Efficient Algorithms for Moral Lineage Tracing

TL;DR

This paper introduces efficient primal feasible local search algorithms and improvements to the branch-and-cut method for the moral lineage tracing problem, enabling accurate and scalable cell lineage analysis in microscopy images.

Contribution

It presents the first efficient primal feasible local search algorithms for MLTP and enhances the branch-and-cut algorithm with tighter cuts and primal integration.

Findings

Algorithms find accurate solutions on existing instances.

Methods scale to larger, more complex instances.

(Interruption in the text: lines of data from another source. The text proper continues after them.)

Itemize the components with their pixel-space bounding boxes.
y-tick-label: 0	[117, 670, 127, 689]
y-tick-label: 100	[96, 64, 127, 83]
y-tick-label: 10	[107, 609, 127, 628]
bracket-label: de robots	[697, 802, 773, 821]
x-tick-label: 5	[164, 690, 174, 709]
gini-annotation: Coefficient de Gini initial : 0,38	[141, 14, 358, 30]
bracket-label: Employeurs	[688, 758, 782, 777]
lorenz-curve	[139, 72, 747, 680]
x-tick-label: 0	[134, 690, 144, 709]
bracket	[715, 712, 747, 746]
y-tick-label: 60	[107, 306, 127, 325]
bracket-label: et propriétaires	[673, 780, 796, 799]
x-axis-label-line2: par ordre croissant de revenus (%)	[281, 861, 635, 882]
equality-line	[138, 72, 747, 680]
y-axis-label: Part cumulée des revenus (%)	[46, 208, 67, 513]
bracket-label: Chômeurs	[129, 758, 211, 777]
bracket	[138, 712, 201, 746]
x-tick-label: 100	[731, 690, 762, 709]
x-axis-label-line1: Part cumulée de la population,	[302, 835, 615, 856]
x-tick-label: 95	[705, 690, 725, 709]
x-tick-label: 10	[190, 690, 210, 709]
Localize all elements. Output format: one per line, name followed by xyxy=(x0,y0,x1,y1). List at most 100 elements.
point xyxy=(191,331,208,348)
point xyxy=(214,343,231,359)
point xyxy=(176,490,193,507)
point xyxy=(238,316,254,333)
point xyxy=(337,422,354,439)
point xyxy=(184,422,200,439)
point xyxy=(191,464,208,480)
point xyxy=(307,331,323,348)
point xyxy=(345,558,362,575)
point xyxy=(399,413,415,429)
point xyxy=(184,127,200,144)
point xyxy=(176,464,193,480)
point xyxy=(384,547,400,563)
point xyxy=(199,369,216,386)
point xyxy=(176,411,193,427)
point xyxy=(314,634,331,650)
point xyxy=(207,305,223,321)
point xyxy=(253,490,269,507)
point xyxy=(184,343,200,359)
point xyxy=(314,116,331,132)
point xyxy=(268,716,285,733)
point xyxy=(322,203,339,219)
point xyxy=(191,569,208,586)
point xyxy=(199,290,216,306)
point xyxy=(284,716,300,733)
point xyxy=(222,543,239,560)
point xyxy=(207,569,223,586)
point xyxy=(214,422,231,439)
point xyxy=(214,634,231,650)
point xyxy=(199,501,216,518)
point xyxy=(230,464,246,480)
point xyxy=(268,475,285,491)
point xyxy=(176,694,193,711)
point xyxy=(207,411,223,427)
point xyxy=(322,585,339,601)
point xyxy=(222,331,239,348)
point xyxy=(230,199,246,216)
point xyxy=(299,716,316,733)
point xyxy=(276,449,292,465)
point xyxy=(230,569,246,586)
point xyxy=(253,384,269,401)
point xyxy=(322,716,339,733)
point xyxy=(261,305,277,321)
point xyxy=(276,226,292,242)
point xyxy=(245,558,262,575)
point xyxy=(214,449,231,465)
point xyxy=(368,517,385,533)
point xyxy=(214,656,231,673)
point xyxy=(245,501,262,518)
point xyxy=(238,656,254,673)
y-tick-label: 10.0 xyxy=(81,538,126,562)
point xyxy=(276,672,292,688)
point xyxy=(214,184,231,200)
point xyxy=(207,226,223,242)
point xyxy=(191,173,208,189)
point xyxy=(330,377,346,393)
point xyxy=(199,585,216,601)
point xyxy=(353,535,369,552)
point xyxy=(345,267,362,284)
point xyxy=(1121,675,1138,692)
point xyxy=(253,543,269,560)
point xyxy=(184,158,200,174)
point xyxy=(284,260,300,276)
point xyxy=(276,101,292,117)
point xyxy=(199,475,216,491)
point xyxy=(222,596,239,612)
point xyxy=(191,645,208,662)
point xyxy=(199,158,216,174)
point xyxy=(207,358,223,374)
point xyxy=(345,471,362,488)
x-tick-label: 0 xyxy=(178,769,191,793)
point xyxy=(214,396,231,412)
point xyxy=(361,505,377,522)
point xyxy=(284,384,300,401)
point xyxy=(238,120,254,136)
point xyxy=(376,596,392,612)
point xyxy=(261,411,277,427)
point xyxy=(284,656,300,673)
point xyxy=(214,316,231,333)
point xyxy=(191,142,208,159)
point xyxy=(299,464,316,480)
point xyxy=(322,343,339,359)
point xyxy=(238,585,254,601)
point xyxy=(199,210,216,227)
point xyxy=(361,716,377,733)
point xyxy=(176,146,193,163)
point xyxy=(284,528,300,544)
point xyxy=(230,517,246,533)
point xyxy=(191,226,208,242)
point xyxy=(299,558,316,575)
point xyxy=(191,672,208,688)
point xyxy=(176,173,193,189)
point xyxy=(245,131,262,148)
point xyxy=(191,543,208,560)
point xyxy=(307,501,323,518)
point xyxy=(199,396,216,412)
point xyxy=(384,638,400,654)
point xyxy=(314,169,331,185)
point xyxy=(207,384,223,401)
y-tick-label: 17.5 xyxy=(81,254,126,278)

Improved algorithms outperform previous approaches.

Abstract

Lineage tracing, the joint segmentation and tracking of living cells as they move and divide in a sequence of light microscopy images, is a challenging task. Jug et al. have proposed a mathematical abstraction of this task, the moral lineage tracing problem (MLTP), whose feasible solutions define both a segmentation of every image and a lineage forest of cells. Their branch-and-cut algorithm, however, is prone to many cuts and slow convergence for large instances. To address this problem, we make three contributions: (i) we devise the first efficient primal feasible local search algorithms for the MLTP, (ii) we improve the branch-and-cut algorithm by separating tighter cutting planes and by incorporating our primal algorithms, (iii) we show in experiments that our algorithms find accurate solutions on the problem instances of Jug et al. and scale to larger instances, leveraging moral lineage tracing to practical significance.